I am coming to the end of our 5th year in an IVA. We have been notified a couple of weeks ago that it will be extended for another 12 months due to not being able to release equity. Our payments are 239 per month.
However, I have gone into work today and been told my contract is changing from 1st April and my pension payments are increasing. This means that I will lose around 250 pounds a month. I don't know what we can do or how we will manage.
Even though you are on an extension, the same rules apply as to the main term, in that you are still free to seek reductions due to changes in circumstances (whether they will be agreed is between you, your IP and creditors, of course)
Run it by your IP. Best of luck.
My opinions are merely that .. opinions based on experience. Always seek professional advice.
IVA Completed 23rd July 2013 .... C.C. 10th January 2014
An immediate review of your income and expenditure is required to enable a conversation regarding the potential of accepting payment to date...you have come such a long way neither your IP or your creditors will want to see this fail so pick the phone up and discuss now so come April you know where you stand.
Sharing from experiences of dealing with debt
There is a solution for everyone .... Just need to stay positive !
I am a public sector worker so pension payments will be increased automatically. I will contact my IP and see what they say. I really don't want everything to fail at this stage. Total nightmare.
We are in our extra year too because of not being able to remortgage, and as a public section worker my pension has increased (for the second time) and also my work assisted move allowance has decreased. I spoke to DFD today and explained it all, showed the figures and they are offering to reduce my payments by the amounts I said plus increase our food allowance because I explained how we seemed to be struggling at the end of each month. A bit different to 'everhopeful' in so much as we can still pay something but by payment has decreased by 3/5ths. It does show though that some companies are sympathic to situations out of our control.
I thought pensions were part of expenditure, and the rise being mandatory at least some could be offset at annual review. Our mortgage has switched this month off a fixed rate to a lifetime tracker so that`s another £60 as well. At this rate the creditors will be paying us[:o)]
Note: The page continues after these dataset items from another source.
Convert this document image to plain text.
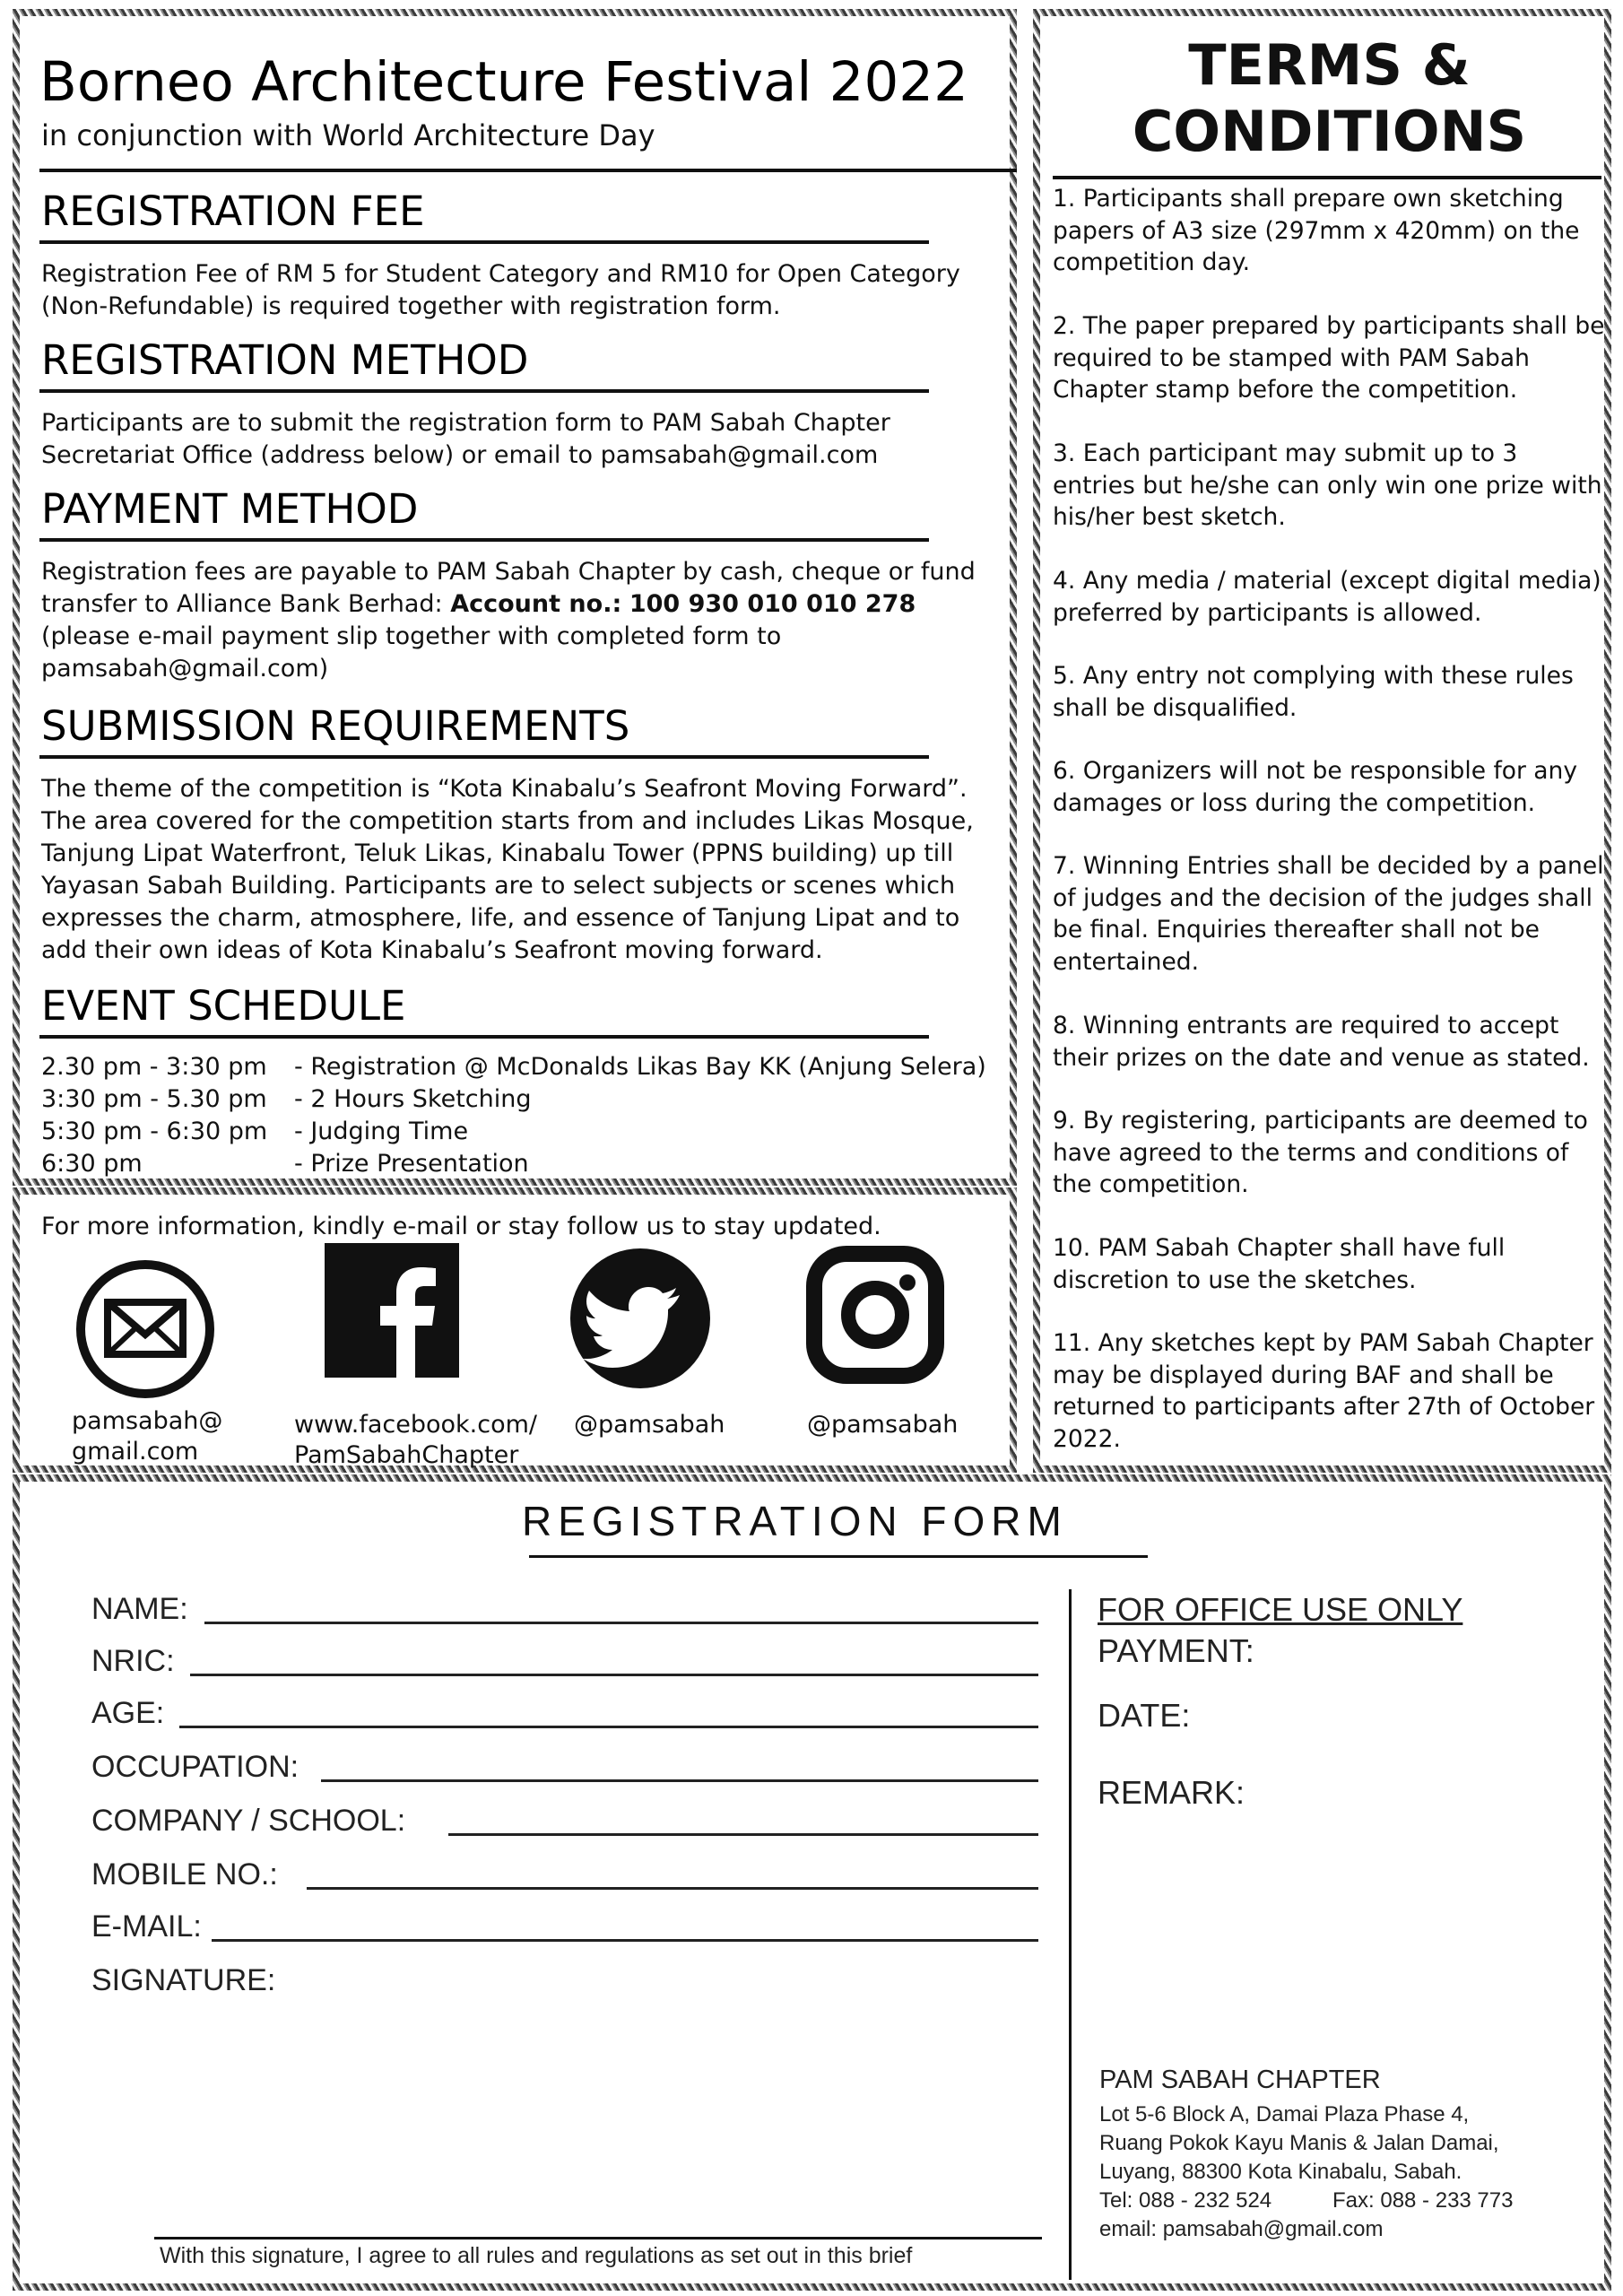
Borneo Architecture Festival 2022
in conjunction with World Architecture Day
REGISTRATION FEE
Registration Fee of RM 5 for Student Category and RM10 for Open Category (Non-Refundable) is required together with registration form.
REGISTRATION METHOD
Participants are to submit the registration form to PAM Sabah Chapter Secretariat Office (address below) or email to pamsabah@gmail.com
PAYMENT METHOD
Registration fees are payable to PAM Sabah Chapter by cash, cheque or fund transfer to Alliance Bank Berhad: Account no.: 100 930 010 010 278
(please e-mail payment slip together with completed form to pamsabah@gmail.com)
SUBMISSION REQUIREMENTS
The theme of the competition is “Kota Kinabalu’s Seafront Moving Forward”. The area covered for the competition starts from and includes Likas Mosque, Tanjung Lipat Waterfront, Teluk Likas, Kinabalu Tower (PPNS building) up till Yayasan Sabah Building. Participants are to select subjects or scenes which expresses the charm, atmosphere, life, and essence of Tanjung Lipat and to add their own ideas of Kota Kinabalu’s Seafront moving forward.
EVENT SCHEDULE
2.30 pm - 3:30 pm - Registration @ McDonalds Likas Bay KK (Anjung Selera)
3:30 pm - 5.30 pm - 2 Hours Sketching
5:30 pm - 6:30 pm - Judging Time
6:30 pm	- Prize Presentation
For more information, kindly e-mail or stay follow us to stay updated.
pamsabah@
gmail.com
www.facebook.com/
PamSabahChapter
@pamsabah	@pamsabah
TERMS &
CONDITIONS
1. Participants shall prepare own sketching papers of A3 size (297mm x 420mm) on the competition day.
2. The paper prepared by participants shall be required to be stamped with PAM Sabah Chapter stamp before the competition.
3. Each participant may submit up to 3 entries but he/she can only win one prize with his/her best sketch.
4. Any media / material (except digital media) preferred by participants is allowed.
5. Any entry not complying with these rules shall be disqualified.
6. Organizers will not be responsible for any damages or loss during the competition.
7. Winning Entries shall be decided by a panel of judges and the decision of the judges shall be final. Enquiries thereafter shall not be entertained.
8. Winning entrants are required to accept their prizes on the date and venue as stated.
9. By registering, participants are deemed to have agreed to the terms and conditions of the competition.
10. PAM Sabah Chapter shall have full discretion to use the sketches.
11. Any sketches kept by PAM Sabah Chapter may be displayed during BAF and shall be returned to participants after 27th of October 2022.
REGISTRATION FORM
NAME:
NRIC:
AGE:
OCCUPATION:
COMPANY / SCHOOL:
MOBILE NO.:
E-MAIL:
SIGNATURE:
FOR OFFICE USE ONLY
PAYMENT:
DATE:
REMARK:
PAM SABAH CHAPTER
Lot 5-6 Block A, Damai Plaza Phase 4,
Ruang Pokok Kayu Manis & Jalan Damai,
Luyang, 88300 Kota Kinabalu, Sabah.
Tel: 088 - 232 524	Fax: 088 - 233 773
email: pamsabah@gmail.com
With this signature, I agree to all rules and regulations as set out in this brief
I don`t suppose the scale of these increases has happened before. Mrs H is in teaching and her increase is bigger than her IVA payment, and our first year is up in March, so we`ll soon find out.
As we know this is a government initiative to ensure that everyone provides for their own pension. The scheme that the company I work for (large international) has raised the lower payment from 3% to 5% inline with legislation. However, there is still an option to opt out at any time with the clause that you will be opted back in automatically after 3 years, when you can opt out again for another 3 years. All pension schemes will have the same or similar options.
That said you should not have to do this as it will affect your future income when you will most need it. Good advice above, first make sure you know and understand the new terms of your pension annuity and discuss all options with your IP.